Prof. Girish Nair
Department of Electrical & Electronic Engineering
University of Melbourne, Australia
Tuesday 2018-03-13 16:00
IST-Seminar-Room 2.255 - Pfaffenwaldring 9 - Campus Stuttgart-Vaihingen
Set-membership filtering aims to determine the set of feasible states when the dynamics and measurements of a system are corrupted by bounded noise having unknown statistics. In this talk, it is explained how randomly generated particles can be used to approximate the feasible state set. The theory of random closed sets in continuous spaces is then used to prove stochastic, set-theoretic convergence as the number of particles increases. Two novel modifications are proposed, which generate random samples that are more evenly distributed over the feasible state set compared to the naive application of a particle filter. Simulation results show the superior performance of the proposed modifications (joint work with Dr. Pei Hua Leong)

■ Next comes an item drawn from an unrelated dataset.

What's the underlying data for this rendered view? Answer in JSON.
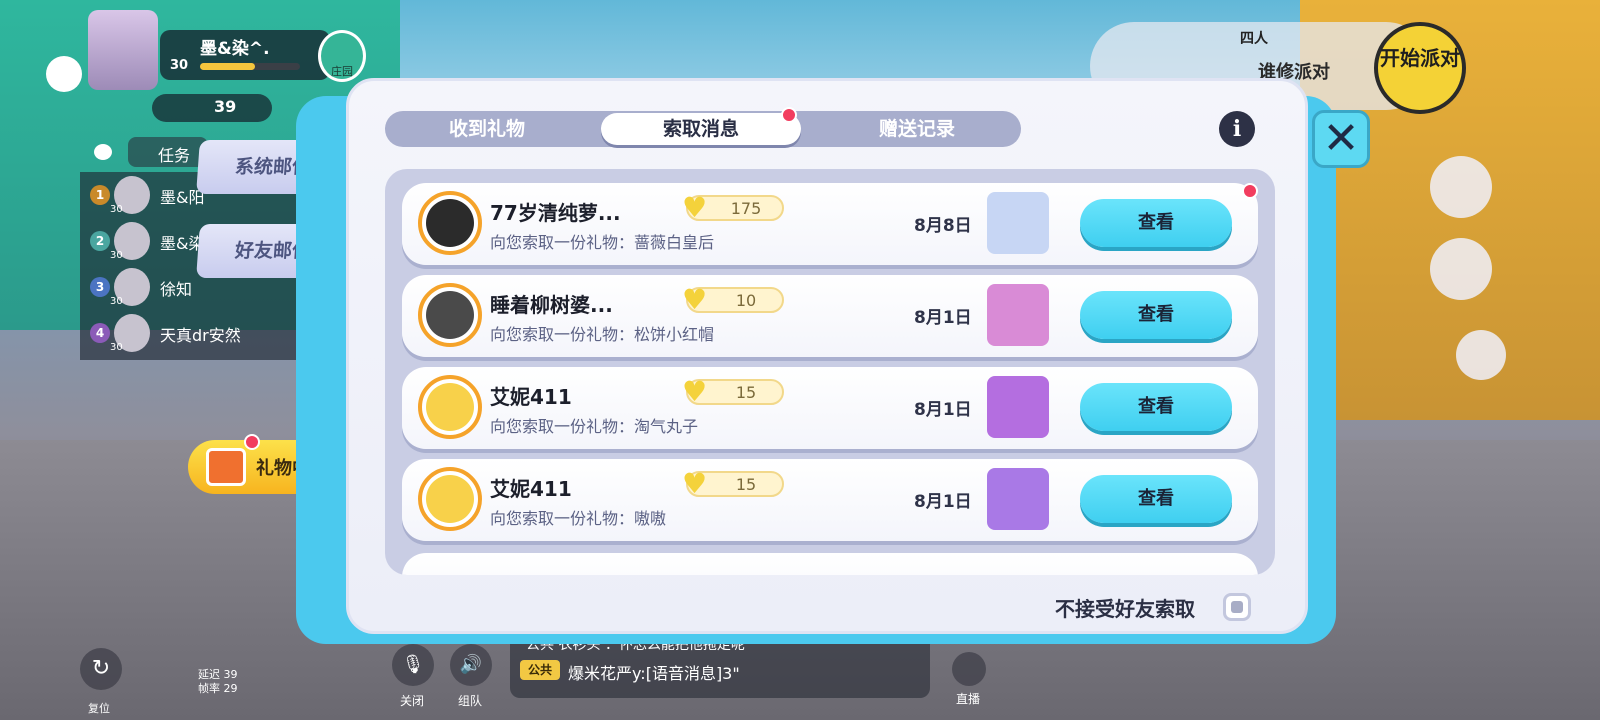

Girish Nair was born in Malaysia and is a professor and ARC Future Fellow in the Department of Electrical and Electronic Engineering, University of Melbourne, Australia. He has previously held visiting positions at Uni. Padova, Italy, Boston Uni., USA, and ETH Zurich, Switzerland. He has received several prizes, including the IEEE CSS Axelby Outstanding Paper Award in 2014, a SIAM Outstanding Paper Prize in 2006, and the Best Theory Paper Prize at the UKACC Int. Conf. Control, Cambridge Uni., 2000. His interests are in networked control and information theory, and he is a Fellow of the IEEE.